We seem to be governed by the same men who talk over us in meetings, ignore our ideas and ask us to pour the coffee during a break. By the same men who would never dream of leaving early to pick the kids up from school, make bad jokes about paternity leave and tolerate International Women’s Day so long as it comes with a side order of cupcakes and bottom-patting.
So listen. It’s time for a work rebellion. All of the noise above? It’s the panic of wealthy capitalists trying to put the genie back in the bottle. They want us back in offices because they want us to back to a ‘normal’ that is their normal: white male corporate working; presenteeism; power that sits in the C-suite in a suit and buys its lunch from its mates’ sandwich and sushi bars. They want this now and fast because they know that at the heart of lockdown was its biggest contradiction: while we were banned from moving the world changed faster than we’ve ever seen. Age-old political “Facts” were turned on their heads: “Low-skilled” workers were in fact our most precious assets; the “magic money tree” of state spending did exist. Home working was not just possible but productive.

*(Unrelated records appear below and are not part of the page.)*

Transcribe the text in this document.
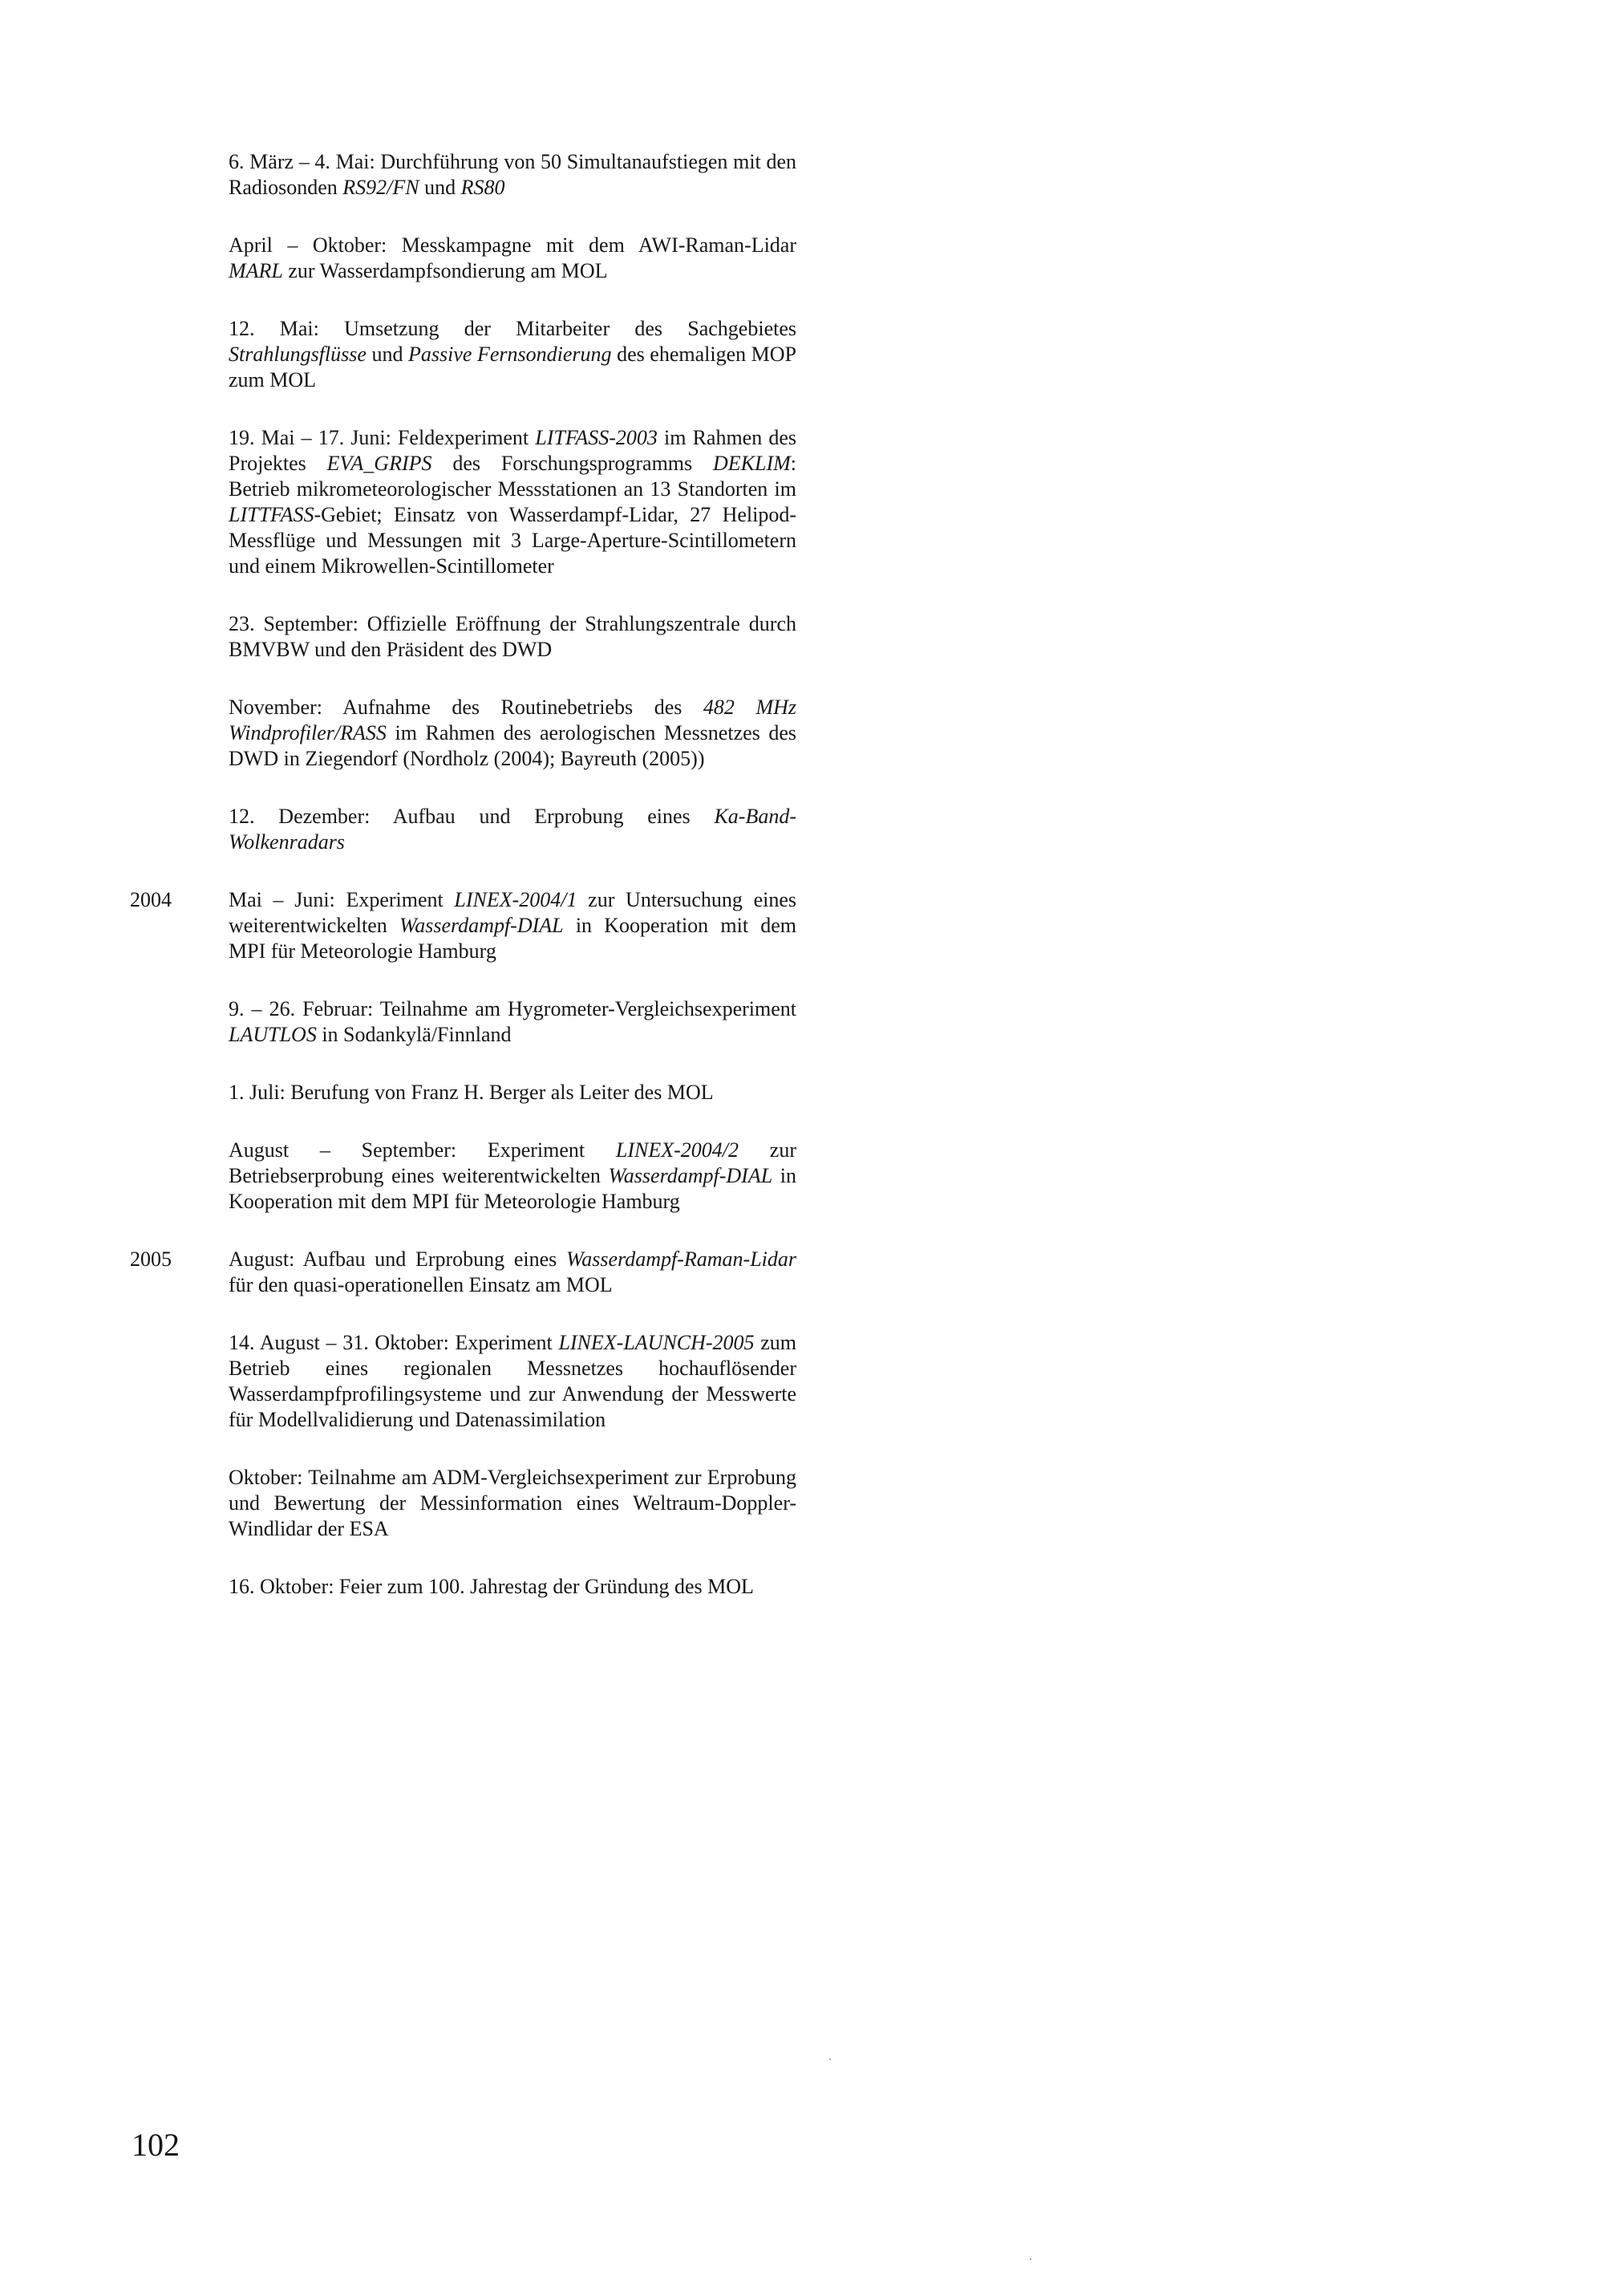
6. März – 4. Mai: Durchführung von 50 Simultanaufstiegen mit den Radiosonden RS92/FN und RS80
April – Oktober: Messkampagne mit dem AWI-Raman-Lidar MARL zur Wasserdampfsondierung am MOL
12. Mai: Umsetzung der Mitarbeiter des Sachgebietes Strahlungsflüsse und Passive Fernsondierung des ehemaligen MOP zum MOL
19. Mai – 17. Juni: Feldexperiment LITFASS-2003 im Rahmen des Projektes EVA_GRIPS des Forschungsprogramms DEKLIM: Betrieb mikrometeorologischer Messstationen an 13 Standorten im LITTFASS-Gebiet; Einsatz von Wasserdampf-Lidar, 27 Helipod-Messflüge und Messungen mit 3 Large-Aperture-Scintillometern und einem Mikrowellen-Scintillometer
23. September: Offizielle Eröffnung der Strahlungszentrale durch BMVBW und den Präsident des DWD
November: Aufnahme des Routinebetriebs des 482 MHz Windprofiler/RASS im Rahmen des aerologischen Messnetzes des DWD in Ziegendorf (Nordholz (2004); Bayreuth (2005))
12. Dezember: Aufbau und Erprobung eines Ka-Band-Wolkenradars
2004	Mai – Juni: Experiment LINEX-2004/1 zur Untersuchung eines weiterentwickelten Wasserdampf-DIAL in Kooperation mit dem MPI für Meteorologie Hamburg
9. – 26. Februar: Teilnahme am Hygrometer-Vergleichsexperiment LAUTLOS in Sodankylä/Finnland
1. Juli: Berufung von Franz H. Berger als Leiter des MOL
August – September: Experiment LINEX-2004/2 zur Betriebserprobung eines weiterentwickelten Wasserdampf-DIAL in Kooperation mit dem MPI für Meteorologie Hamburg
2005	August: Aufbau und Erprobung eines Wasserdampf-Raman-Lidar für den quasi-operationellen Einsatz am MOL
14. August – 31. Oktober: Experiment LINEX-LAUNCH-2005 zum Betrieb eines regionalen Messnetzes hochauflösender Wasserdampfprofilingsysteme und zur Anwendung der Messwerte für Modellvalidierung und Datenassimilation
Oktober: Teilnahme am ADM-Vergleichsexperiment zur Erprobung und Bewertung der Messinformation eines Weltraum-Doppler-Windlidar der ESA
16. Oktober: Feier zum 100. Jahrestag der Gründung des MOL
102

And much of what kept us all afloat during the pandemic was the manner of women’s response: the focus on care, community, co-operative work and activism. Women had to organise for ourselves because we’ve always been on the outside of decision-making. Isolation connected many of us more closely than free movement. We started by clapping for carers but many of us ended up organising help for the vulnerable and elderly, supporting the women experiencing domestic violence, delivering parcels to the migrant families denied recourse to state aid and campaigning for those forced out of their homes by job losses. We know our neighbours much better now. We can start to make a plan with each other about what we want from our lives
If we want something new from the cracks in the old order we have to grab for it right now. The last time a great injustice was done to women we took to the streets. The Women’s March, the #MeToo movement – remember the power of protest? The electricity of standing shoulder to shoulder to stand up to injustice and build a world that works for women? It’s time to take it to the world of work.
Let’s be Rebel Workers. Let’s breathe meaning into shallow cant about ‘levelling up’ and ‘building back’. Let’s define work for ourselves; find our purpose; ask for what we need and determine work that matters. It’s time to change the world by changing our work. Because none of us are equal at work until all of us are.